Another lesson we hope is made plain by the foundation's report is the damage irresponsible media coverage can do. In this case, multiple media outlets widely reported on the comments of one of Lawson's friends who, clearly traumatized after trying in vain to save his friend's life, made some allegations about the inadequacy of the medical response to Lawson's stabbing. A handful of outlets reported these allegations without any effort to substantiate them or even interview those accused of bias and incompetence — allegations clearly debunked in the report. But the damage has long since been done and the foundation's report indicates the projection of this narrative may have dissuaded witnesses from cooperating with the investigation and "enlivened the emotions and perspectives of racial bias in the community in a way that continues to challenge healing."
Finding justice for Josiah will require some introspection from all local media outlets and a resolve that when the next critical, racially charged incident happens in Humboldt we will report it with the thoroughness and care that responsible journalism demands.

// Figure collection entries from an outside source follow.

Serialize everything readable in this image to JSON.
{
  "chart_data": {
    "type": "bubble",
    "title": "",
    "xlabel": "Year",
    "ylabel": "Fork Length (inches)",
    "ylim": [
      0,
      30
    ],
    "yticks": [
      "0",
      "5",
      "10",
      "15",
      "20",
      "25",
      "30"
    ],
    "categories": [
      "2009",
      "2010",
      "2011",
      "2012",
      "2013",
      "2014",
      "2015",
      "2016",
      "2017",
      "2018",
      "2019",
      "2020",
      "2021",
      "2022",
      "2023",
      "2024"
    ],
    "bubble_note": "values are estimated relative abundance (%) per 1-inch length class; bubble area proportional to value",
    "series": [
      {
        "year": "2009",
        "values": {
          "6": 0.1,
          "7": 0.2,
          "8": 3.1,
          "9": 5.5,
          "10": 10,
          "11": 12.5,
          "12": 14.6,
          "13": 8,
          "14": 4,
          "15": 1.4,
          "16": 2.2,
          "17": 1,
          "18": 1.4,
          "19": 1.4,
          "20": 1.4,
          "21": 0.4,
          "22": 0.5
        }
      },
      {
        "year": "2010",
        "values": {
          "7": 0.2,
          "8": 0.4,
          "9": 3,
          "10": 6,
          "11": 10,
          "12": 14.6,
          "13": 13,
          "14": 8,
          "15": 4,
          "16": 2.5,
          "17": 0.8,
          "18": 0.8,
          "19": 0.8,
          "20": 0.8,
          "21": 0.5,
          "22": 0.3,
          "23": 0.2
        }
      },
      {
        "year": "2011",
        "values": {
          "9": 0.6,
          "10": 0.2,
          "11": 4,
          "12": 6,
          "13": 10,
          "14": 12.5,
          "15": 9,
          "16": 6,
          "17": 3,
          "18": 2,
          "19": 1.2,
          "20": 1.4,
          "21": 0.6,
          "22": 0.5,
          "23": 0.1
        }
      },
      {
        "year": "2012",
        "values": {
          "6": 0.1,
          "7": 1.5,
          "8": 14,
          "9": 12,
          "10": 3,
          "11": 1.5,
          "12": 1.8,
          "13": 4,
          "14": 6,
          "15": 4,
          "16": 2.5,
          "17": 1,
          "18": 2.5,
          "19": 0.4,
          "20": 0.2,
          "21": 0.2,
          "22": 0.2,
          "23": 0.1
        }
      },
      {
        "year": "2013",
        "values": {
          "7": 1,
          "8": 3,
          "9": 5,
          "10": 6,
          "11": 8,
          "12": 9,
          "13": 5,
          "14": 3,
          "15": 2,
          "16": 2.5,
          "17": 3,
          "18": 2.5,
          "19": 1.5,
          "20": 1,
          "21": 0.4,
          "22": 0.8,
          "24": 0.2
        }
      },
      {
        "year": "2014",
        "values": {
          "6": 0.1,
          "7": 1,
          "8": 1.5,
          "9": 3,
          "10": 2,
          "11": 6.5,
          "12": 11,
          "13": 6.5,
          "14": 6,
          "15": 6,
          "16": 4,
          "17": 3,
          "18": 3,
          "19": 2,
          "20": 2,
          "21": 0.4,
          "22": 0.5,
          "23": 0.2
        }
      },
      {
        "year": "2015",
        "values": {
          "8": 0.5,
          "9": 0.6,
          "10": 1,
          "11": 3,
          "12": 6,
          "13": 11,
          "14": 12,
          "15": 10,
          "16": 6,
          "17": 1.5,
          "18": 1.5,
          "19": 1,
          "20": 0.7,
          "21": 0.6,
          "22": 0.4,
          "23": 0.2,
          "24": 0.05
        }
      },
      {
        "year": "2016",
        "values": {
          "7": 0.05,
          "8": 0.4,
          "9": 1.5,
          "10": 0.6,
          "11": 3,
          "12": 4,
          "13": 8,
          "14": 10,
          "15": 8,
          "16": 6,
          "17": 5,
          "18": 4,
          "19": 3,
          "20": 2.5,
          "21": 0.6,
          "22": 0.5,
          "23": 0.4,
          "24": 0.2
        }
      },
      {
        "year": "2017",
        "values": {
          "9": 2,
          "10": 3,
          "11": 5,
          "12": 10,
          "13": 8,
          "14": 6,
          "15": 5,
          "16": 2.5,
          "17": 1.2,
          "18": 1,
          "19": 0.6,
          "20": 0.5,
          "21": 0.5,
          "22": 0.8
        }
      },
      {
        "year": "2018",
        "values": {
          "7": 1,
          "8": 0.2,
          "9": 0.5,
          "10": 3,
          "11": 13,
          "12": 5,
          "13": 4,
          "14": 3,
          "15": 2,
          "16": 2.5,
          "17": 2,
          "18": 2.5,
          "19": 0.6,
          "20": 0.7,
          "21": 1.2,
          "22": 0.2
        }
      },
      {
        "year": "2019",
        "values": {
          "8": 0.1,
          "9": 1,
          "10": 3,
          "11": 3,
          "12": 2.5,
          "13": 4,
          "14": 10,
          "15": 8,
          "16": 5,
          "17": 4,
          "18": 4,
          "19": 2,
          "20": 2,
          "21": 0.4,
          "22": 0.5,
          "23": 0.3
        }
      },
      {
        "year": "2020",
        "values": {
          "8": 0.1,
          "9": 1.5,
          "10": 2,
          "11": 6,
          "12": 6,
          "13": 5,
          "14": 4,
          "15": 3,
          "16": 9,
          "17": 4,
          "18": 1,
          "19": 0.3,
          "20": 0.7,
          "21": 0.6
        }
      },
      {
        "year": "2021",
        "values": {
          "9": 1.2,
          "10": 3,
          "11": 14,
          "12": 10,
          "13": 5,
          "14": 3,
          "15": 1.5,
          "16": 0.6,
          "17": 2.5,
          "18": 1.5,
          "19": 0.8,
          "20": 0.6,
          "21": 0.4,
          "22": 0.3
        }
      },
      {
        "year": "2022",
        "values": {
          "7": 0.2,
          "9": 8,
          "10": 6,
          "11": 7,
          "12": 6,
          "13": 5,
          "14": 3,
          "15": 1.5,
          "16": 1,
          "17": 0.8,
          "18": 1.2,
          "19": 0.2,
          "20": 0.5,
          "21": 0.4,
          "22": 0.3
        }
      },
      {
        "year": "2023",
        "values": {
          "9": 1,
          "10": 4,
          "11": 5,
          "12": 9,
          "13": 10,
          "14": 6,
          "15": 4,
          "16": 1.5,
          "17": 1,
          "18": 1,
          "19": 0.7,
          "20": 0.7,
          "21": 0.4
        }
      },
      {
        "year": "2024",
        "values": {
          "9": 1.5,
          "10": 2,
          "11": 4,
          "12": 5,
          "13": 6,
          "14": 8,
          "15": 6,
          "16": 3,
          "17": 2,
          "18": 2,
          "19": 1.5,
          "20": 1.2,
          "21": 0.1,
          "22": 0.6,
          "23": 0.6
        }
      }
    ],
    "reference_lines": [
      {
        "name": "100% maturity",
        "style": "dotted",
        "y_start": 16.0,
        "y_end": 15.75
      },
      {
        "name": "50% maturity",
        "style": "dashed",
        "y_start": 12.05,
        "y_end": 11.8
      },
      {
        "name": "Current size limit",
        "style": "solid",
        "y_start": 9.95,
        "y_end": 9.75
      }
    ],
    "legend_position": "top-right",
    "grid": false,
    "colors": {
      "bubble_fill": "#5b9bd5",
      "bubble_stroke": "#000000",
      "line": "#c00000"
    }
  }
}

Justice also requires commitment to truth, whether it be a department's leadership owning its mistakes or a witness being willing to publicly admit to some things they'd rather not in order to bring a killer to account. At times over these last three years, through a court hearing to determine if the man suspected of stabbing Lawson could be held to stand trial and its aftermath, true honesty seems to have been a commodity in scant supply.
We know what justice looks like. It's government systems that work for everyone. It's media that's accurate and thorough. It's neighbors who believe the best in each other, pick each other up and recognize that an injustice brought upon any of us is an injustice brought upon all of us. It's a community that refuses to accept bias, bigotry and apathy.
In this sense, we can find justice for Josiah. But true justice won't be brought by a new investigative lead, a fresh witness or a court's ruling. It's not something that's going to burst through a hole in the sky. Instead, it will come slowly, gradually, as we all work to make this a more just and equitable place to live.